Apply to him with suppliant mien,

He bringeth thee before thy Queen.

Benignant Michael, blessed Saint,

Guardian of souls, receive our plaint,

Through the Almighty Maker’s death

Preserve us from the Hell beneath.”

The growing frequency of these terrible visitations of plague in the fifteenth and sixteenth centuries shows the insalubrity of the City. That every day quantities of offal were thrown into the river, and that a stream of blood from the shambles rolled daily down open gutters, mattered very little: London was too small as yet, even with a hundred thousand people, to do much harm to her noble river. The swans still delighted to float and swim about London Bridge; salmon came up to be caught in mid-stream; and even the town ditch, which also received a good deal of the refuse, continued to be full of good fish. There were scavengers—not only the rain, the frost, the sun, the wind, and the kites, but men appointed to do for the householder then what they do now: to remove the refuse. These men were appointed for every ward. Their oath, given by Stow, seems from its language to belong to the sixteenth century, but it may be older:

“Ye shal swear that ye shal wel and diligently observe that the Pavements in every ward be wel and rightfully repaired: and not haunted by the Noyance of the Neighbours: and that the ways, Streets, and Lanes be kept clene from Donge and other filth, for the Honesty of the City. And that all the chimnies, Reredoses, and Furnaces be made of stone, for defence of Fire; and if ye know of any such ye shal show it to the Alderman; that he may make due Redress therefor. And this ye shal not leve. So help you God and by this Book.”
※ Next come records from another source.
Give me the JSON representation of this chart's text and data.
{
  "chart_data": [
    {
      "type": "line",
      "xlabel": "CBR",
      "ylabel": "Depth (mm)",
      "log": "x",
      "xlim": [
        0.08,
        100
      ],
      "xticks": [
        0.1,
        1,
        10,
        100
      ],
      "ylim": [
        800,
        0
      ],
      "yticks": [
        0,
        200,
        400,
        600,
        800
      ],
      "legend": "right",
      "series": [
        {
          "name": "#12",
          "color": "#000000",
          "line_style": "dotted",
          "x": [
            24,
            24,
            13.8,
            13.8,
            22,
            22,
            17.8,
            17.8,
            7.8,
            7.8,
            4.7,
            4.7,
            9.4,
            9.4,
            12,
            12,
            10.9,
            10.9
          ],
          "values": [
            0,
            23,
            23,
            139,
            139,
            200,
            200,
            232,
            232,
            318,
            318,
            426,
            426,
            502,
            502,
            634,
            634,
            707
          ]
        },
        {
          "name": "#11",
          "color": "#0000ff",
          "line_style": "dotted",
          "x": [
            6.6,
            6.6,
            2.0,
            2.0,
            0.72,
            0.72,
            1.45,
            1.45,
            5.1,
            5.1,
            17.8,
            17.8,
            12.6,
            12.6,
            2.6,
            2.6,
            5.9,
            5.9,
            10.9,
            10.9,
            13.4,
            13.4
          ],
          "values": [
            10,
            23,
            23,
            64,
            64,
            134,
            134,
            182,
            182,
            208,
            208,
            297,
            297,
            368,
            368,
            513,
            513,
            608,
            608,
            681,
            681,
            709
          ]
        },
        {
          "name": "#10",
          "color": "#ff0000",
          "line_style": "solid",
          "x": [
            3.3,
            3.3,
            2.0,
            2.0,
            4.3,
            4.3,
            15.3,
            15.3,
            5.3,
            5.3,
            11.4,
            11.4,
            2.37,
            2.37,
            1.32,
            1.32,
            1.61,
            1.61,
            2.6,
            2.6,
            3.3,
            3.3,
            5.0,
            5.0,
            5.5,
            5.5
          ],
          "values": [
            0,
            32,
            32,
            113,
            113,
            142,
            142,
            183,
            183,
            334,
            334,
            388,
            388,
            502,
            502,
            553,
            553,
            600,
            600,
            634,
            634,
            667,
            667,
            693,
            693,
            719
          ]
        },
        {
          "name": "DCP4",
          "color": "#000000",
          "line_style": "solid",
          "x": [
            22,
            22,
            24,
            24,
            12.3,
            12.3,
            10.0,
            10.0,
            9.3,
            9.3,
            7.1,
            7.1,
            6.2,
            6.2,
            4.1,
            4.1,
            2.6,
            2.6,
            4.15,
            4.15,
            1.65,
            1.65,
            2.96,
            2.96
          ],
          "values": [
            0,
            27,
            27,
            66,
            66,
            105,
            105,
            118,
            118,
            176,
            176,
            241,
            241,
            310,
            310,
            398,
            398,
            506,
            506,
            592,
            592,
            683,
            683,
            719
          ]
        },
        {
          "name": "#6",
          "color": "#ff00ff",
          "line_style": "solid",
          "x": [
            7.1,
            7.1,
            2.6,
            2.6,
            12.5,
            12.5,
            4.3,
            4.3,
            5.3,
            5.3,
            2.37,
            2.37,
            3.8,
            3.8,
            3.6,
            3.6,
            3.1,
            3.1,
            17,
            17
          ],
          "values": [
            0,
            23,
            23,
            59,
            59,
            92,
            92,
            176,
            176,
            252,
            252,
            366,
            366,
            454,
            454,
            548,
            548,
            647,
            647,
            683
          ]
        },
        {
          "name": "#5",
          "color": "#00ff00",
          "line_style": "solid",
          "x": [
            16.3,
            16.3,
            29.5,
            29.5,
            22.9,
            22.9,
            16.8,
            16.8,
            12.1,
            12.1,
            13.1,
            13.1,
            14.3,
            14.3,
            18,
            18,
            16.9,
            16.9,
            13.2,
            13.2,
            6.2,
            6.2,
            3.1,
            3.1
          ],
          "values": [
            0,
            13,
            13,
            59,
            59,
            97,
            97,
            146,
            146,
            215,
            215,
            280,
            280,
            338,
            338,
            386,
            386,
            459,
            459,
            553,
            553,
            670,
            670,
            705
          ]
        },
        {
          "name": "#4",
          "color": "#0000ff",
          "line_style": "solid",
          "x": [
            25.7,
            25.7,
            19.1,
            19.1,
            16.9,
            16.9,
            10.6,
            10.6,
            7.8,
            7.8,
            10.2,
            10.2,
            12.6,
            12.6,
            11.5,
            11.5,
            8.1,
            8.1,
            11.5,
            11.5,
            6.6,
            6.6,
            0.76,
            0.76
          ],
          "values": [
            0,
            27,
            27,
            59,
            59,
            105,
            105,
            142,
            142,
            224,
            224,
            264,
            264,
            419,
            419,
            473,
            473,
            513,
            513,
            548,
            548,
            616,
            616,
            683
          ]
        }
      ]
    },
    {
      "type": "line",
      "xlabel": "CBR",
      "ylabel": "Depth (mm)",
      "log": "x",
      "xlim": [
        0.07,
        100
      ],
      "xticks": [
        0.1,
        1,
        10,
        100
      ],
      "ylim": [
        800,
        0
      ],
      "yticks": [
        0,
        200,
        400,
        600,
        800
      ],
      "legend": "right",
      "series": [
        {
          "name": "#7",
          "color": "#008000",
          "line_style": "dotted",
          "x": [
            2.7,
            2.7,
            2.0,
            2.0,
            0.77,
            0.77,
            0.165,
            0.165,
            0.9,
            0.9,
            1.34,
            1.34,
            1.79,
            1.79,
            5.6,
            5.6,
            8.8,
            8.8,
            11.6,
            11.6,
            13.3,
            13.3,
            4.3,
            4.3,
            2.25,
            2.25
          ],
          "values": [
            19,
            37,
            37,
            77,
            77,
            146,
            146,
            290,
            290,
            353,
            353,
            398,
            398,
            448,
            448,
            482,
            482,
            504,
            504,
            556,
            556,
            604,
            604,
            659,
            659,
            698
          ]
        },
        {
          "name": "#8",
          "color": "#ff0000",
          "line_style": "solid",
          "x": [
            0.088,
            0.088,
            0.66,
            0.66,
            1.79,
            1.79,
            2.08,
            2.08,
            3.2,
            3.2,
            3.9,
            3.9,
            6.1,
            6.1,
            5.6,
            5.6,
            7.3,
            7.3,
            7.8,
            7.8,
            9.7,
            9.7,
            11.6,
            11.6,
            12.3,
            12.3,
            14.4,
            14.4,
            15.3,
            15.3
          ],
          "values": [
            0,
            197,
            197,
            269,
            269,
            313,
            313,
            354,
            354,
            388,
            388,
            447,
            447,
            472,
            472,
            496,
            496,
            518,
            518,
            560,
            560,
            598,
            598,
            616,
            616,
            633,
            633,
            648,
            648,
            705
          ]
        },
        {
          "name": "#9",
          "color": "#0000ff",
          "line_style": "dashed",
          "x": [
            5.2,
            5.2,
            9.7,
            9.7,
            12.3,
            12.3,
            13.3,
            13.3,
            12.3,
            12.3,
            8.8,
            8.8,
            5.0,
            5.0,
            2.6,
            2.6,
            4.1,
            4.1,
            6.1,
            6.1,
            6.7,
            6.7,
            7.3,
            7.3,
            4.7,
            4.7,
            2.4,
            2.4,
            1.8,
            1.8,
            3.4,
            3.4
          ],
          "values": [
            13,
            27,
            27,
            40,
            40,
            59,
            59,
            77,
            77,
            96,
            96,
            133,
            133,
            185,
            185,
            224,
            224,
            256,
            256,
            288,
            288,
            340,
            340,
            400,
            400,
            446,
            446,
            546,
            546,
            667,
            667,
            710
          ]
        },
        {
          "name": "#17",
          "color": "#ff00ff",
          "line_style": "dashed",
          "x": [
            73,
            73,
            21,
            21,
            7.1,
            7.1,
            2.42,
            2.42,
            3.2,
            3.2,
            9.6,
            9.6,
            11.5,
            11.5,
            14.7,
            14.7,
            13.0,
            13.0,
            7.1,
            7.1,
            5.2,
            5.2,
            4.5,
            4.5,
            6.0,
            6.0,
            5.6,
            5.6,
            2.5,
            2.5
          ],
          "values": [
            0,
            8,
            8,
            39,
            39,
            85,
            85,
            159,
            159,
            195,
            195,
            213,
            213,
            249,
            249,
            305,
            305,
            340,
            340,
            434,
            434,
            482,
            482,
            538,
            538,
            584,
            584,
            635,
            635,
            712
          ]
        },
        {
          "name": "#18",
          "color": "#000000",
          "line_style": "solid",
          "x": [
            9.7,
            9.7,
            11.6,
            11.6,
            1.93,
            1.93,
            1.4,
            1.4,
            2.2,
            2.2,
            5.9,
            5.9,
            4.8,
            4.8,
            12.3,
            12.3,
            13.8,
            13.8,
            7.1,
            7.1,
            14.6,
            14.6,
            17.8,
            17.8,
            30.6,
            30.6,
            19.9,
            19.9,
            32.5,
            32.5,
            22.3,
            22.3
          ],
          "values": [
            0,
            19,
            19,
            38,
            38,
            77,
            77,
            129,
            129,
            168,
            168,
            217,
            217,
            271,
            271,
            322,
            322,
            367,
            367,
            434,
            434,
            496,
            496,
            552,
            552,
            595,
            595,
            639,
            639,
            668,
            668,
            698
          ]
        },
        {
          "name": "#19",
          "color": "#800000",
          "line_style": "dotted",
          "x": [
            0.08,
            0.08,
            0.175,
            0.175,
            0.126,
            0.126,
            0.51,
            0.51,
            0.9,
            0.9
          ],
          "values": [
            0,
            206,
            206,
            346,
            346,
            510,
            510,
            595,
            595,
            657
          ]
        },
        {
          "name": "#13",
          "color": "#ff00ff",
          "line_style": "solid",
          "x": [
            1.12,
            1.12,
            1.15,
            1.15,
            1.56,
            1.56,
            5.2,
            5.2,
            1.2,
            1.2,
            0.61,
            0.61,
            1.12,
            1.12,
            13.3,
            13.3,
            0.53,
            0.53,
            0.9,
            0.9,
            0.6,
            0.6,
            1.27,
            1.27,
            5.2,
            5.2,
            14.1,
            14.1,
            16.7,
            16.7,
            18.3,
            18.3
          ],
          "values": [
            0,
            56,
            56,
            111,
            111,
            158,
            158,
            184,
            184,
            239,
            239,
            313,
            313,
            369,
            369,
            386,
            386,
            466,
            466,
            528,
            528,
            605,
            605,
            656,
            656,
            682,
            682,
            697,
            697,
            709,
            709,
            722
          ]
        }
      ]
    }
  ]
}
It is not what is thrown into a great tidal river from a town that corrupts the town, nor is it what is thrown upon a lay-stall there to lie for a few days until it is taken away; it is what sinks into the earth and slowly spreads around, corrupting all the springs and wells, and causing exhalations in times of heat and moisture. The greatest difficulty of cities has always been the disposal of waste matter, solid and liquid. For nearly two thousand years the lower part of the City, the most densely populated part, was dotted with latrines and cesspools; the whole soil of the City was soaked and permeated and corrupted with the pestiferous stuff; the ground gave off a poisoned breath; when the plague came, this poison encouraged it, helped it along, spread it, and strengthened it. We have had no plague for more than two hundred years. Perhaps the reason has been that the Fire of London in 1666 not only baked and calcined the ground with its heat for many feet deep, burning up the dead bodies which rested three or four feet below the surface, with the coffins, bones, and deadly poisonous soil of the churchyards, but also choking up the City wells—which were never again opened—and burning the whole of the soil, decayed with the impurities of two thousand years.

The fire baked the earth, and cleansed it, and destroyed its exhalations for many feet below the surface; when the folk came back again they found, though they knew it not, the ground cleaner than it had been for two thousand years; as clean as when the solitary elk stood upon the edge of the cliff and looked out upon the broad lagoon of the river at high tide. The people began at once to restore, as much as they could, the old state of things: the cesspools came back and remained for a hundred and fifty years, but not the wells; in the two hundred years that have passed, it has been impossible to restore completely the mischievous conditions due to two thousand years of filth.